Скуки не было. Первая книга воспоминаний
Шрифт:
Но — странное дело! Загадочная все-таки штука — человеческая душа!
Казалось бы, эти тогдашние мои ощущения должны были внушить мне если не радость, так по крайней мере облегчение при мысли, что главный палач уже мертв. На деле же эта — ни на минуту меня не отпускающая, постоянно сверлящая мой мозг мысль — не только не принесла никакого облегчения, а наоборот, легла на мою душу еще новой, дополнительной, совсем уже невыносимой тяжестью.
Помню, в один из этих дней мы шли с женой по Тверскому бульвару. Навстречу шла женщина, таща за руку мальчонку лет четырех-пяти. Он отставал, не поспевал за ней, и она, в сердцах, прикрикнула на него:
— Ну что ты как неживой!
И моя жена вздохнула:
— Вот и мой тоже — как неживой.
Так
Какая-то странная тошнота поселилась у меня где-то в области сердца. Это была тошнота не физическая, а душевная. Поселилась и — не отпускала.

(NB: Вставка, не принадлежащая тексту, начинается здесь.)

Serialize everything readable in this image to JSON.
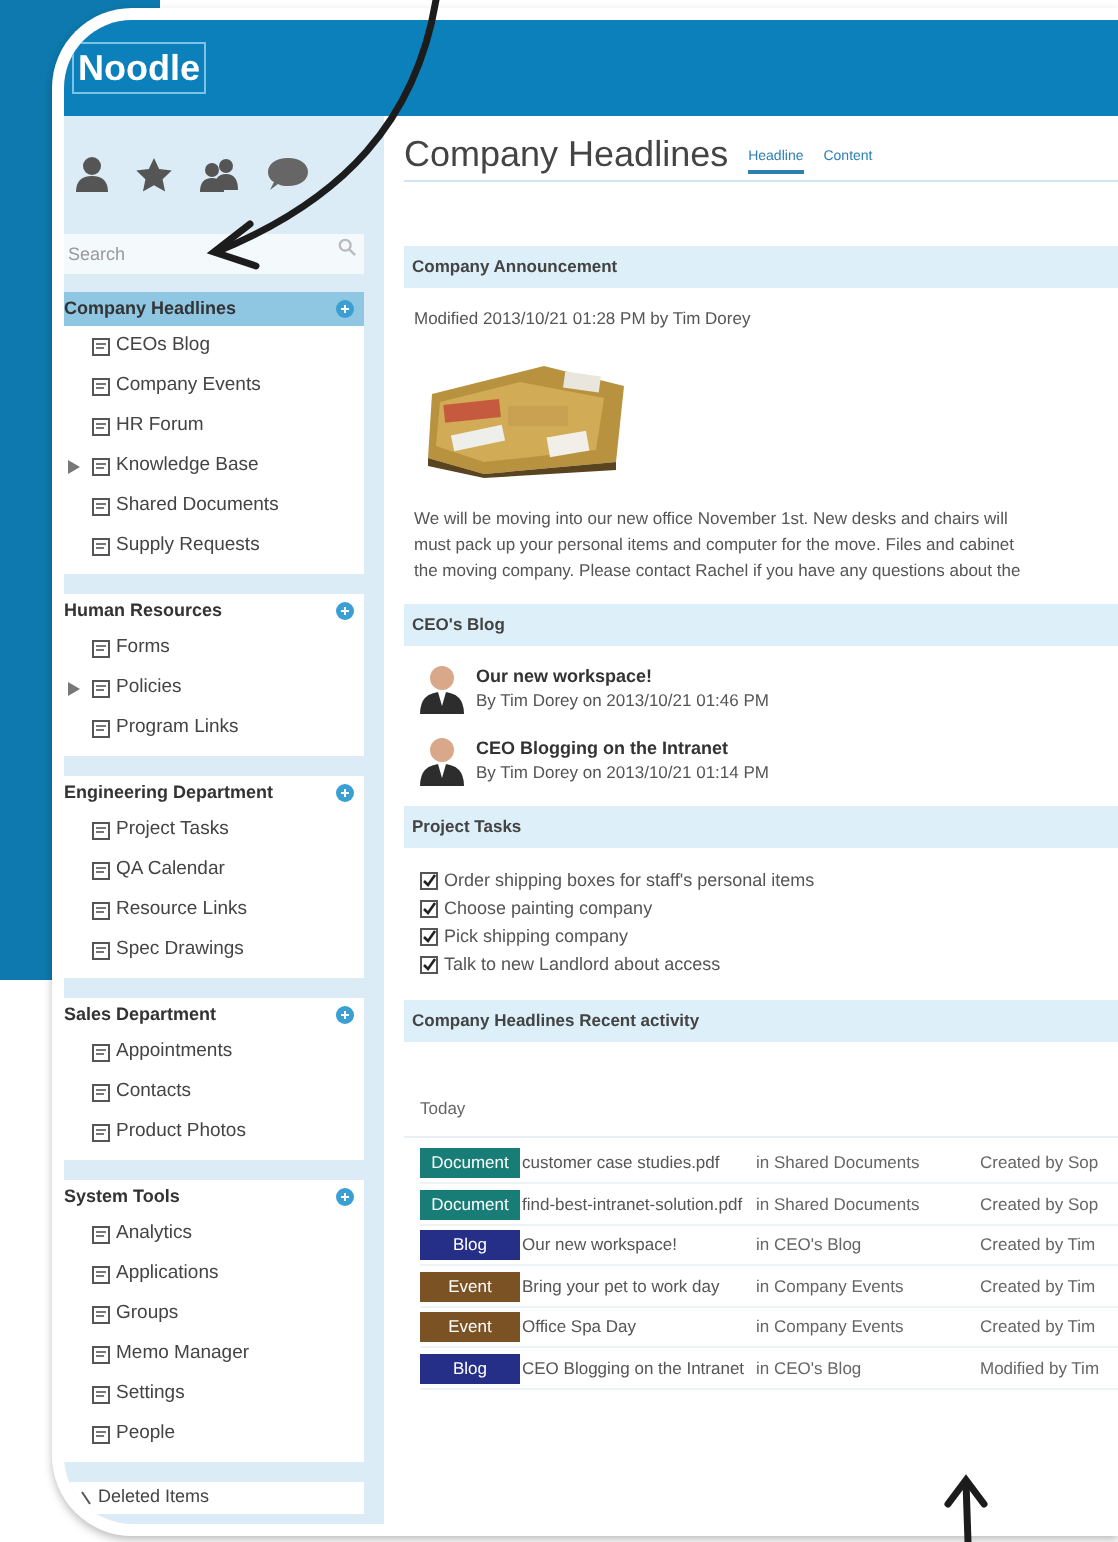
{
  "header": {
    "logo": "Noodle"
  },
  "sidebar": {
    "search": {
      "placeholder": "Search"
    },
    "sections": [
      {
        "title": "Company Headlines",
        "selected": true,
        "items": [
          {
            "label": "CEOs Blog",
            "expandable": false
          },
          {
            "label": "Company Events",
            "expandable": false
          },
          {
            "label": "HR Forum",
            "expandable": false
          },
          {
            "label": "Knowledge Base",
            "expandable": true
          },
          {
            "label": "Shared Documents",
            "expandable": false
          },
          {
            "label": "Supply Requests",
            "expandable": false
          }
        ]
      },
      {
        "title": "Human Resources",
        "selected": false,
        "items": [
          {
            "label": "Forms",
            "expandable": false
          },
          {
            "label": "Policies",
            "expandable": true
          },
          {
            "label": "Program Links",
            "expandable": false
          }
        ]
      },
      {
        "title": "Engineering Department",
        "selected": false,
        "items": [
          {
            "label": "Project Tasks",
            "expandable": false
          },
          {
            "label": "QA Calendar",
            "expandable": false
          },
          {
            "label": "Resource Links",
            "expandable": false
          },
          {
            "label": "Spec Drawings",
            "expandable": false
          }
        ]
      },
      {
        "title": "Sales Department",
        "selected": false,
        "items": [
          {
            "label": "Appointments",
            "expandable": false
          },
          {
            "label": "Contacts",
            "expandable": false
          },
          {
            "label": "Product Photos",
            "expandable": false
          }
        ]
      },
      {
        "title": "System Tools",
        "selected": false,
        "items": [
          {
            "label": "Analytics",
            "expandable": false
          },
          {
            "label": "Applications",
            "expandable": false
          },
          {
            "label": "Groups",
            "expandable": false
          },
          {
            "label": "Memo Manager",
            "expandable": false
          },
          {
            "label": "Settings",
            "expandable": false
          },
          {
            "label": "People",
            "expandable": false
          }
        ]
      }
    ],
    "footer_item": "Deleted Items"
  },
  "page": {
    "title": "Company Headlines",
    "tabs": [
      {
        "label": "Headline",
        "selected": true
      },
      {
        "label": "Content",
        "selected": false
      }
    ]
  },
  "announcement": {
    "heading": "Company Announcement",
    "meta": "Modified 2013/10/21 01:28 PM by Tim Dorey",
    "lines": [
      "We will be moving into our new office November 1st.  New desks and chairs will",
      "must pack up your personal items and computer for the move.  Files and cabinet",
      "the moving company.  Please contact Rachel if you have any questions about the"
    ]
  },
  "blog": {
    "heading": "CEO's Blog",
    "posts": [
      {
        "title": "Our new workspace!",
        "byline": "By  Tim Dorey on 2013/10/21 01:46 PM"
      },
      {
        "title": "CEO Blogging on the Intranet",
        "byline": "By  Tim Dorey on 2013/10/21 01:14 PM"
      }
    ]
  },
  "tasks": {
    "heading": "Project Tasks",
    "items": [
      {
        "label": "Order shipping boxes for staff's personal items",
        "checked": true
      },
      {
        "label": "Choose painting company",
        "checked": true
      },
      {
        "label": "Pick shipping company",
        "checked": true
      },
      {
        "label": "Talk to new Landlord about access",
        "checked": true
      }
    ]
  },
  "activity": {
    "heading": "Company Headlines Recent activity",
    "group": "Today",
    "rows": [
      {
        "type": "Document",
        "color": "#177d76",
        "title": "customer case studies.pdf",
        "location": "in Shared Documents",
        "by": "Created by Sop"
      },
      {
        "type": "Document",
        "color": "#177d76",
        "title": "find-best-intranet-solution.pdf",
        "location": "in Shared Documents",
        "by": "Created by Sop"
      },
      {
        "type": "Blog",
        "color": "#262f88",
        "title": "Our new workspace!",
        "location": "in CEO's Blog",
        "by": "Created by Tim"
      },
      {
        "type": "Event",
        "color": "#7b5224",
        "title": "Bring your pet to work day",
        "location": "in Company Events",
        "by": "Created by Tim"
      },
      {
        "type": "Event",
        "color": "#7b5224",
        "title": "Office Spa Day",
        "location": "in Company Events",
        "by": "Created by Tim"
      },
      {
        "type": "Blog",
        "color": "#262f88",
        "title": "CEO Blogging on the Intranet",
        "location": "in CEO's Blog",
        "by": "Modified by Tim"
      }
    ]
  }
}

Мрачные мысли о будущем, страхи, связанные с мыслями о том, лучше или хуже Сталина окажутся его наследники, — все это куда-то ушло. Осталось только одно — страх смерти. Тот самый толстовский «арзамасский ужас». Он, бывало, и раньше на меня накатывал — на секунду-другую, но тут же уходил: жить с ним дольше нескольких секунд было бы невозможно.
А тут он был не таким острым, не таким невыносимым, но — долгим. Не отступал, не уходил: был постоянно со мною.
Эта противная тошнота, эта «тоска, как перед рвотой», с особенной силой нахлынула на меня в ночь после похорон.
Мы лежали с женой за шкафом, прижавшись друг к другу, как дети, напуганные грозой. И говорили — шепотом, чтобы не мешать засыпающим родителям, — о том, чем жили все эти долгие дни. Жена — уже не в первый раз, снова и снова — пыталась рассказать мне, как она еле унесла ноги с Трубной: у кого-то из ее товарищей по работе, с которыми она там оказалась, хватило ума дать деру до того, как началась ходынка. До нее, по-моему, так и не дошло, что она тоже могла бы оказаться среди тех, раздавленных, что осталась жива лишь по чистой случайности. Я клял ее за неосторожность: «Где была твоя голова! Какая холера тебя туда погнала!» Но за всем этим и у меня, и у нее стоял — Он. Не отпускающая нас мысль о Его смерти даже и тут была главной. И до жены — я знал, чувствовал это! — мысль, что она была на волоске от гибели, не доходила не по легкомыслию (или недомыслию), и не по недостатку воображения, а потому что была заслонена неотвязной мыслью об этой главной, всех нас касающейся всеобщей смерти.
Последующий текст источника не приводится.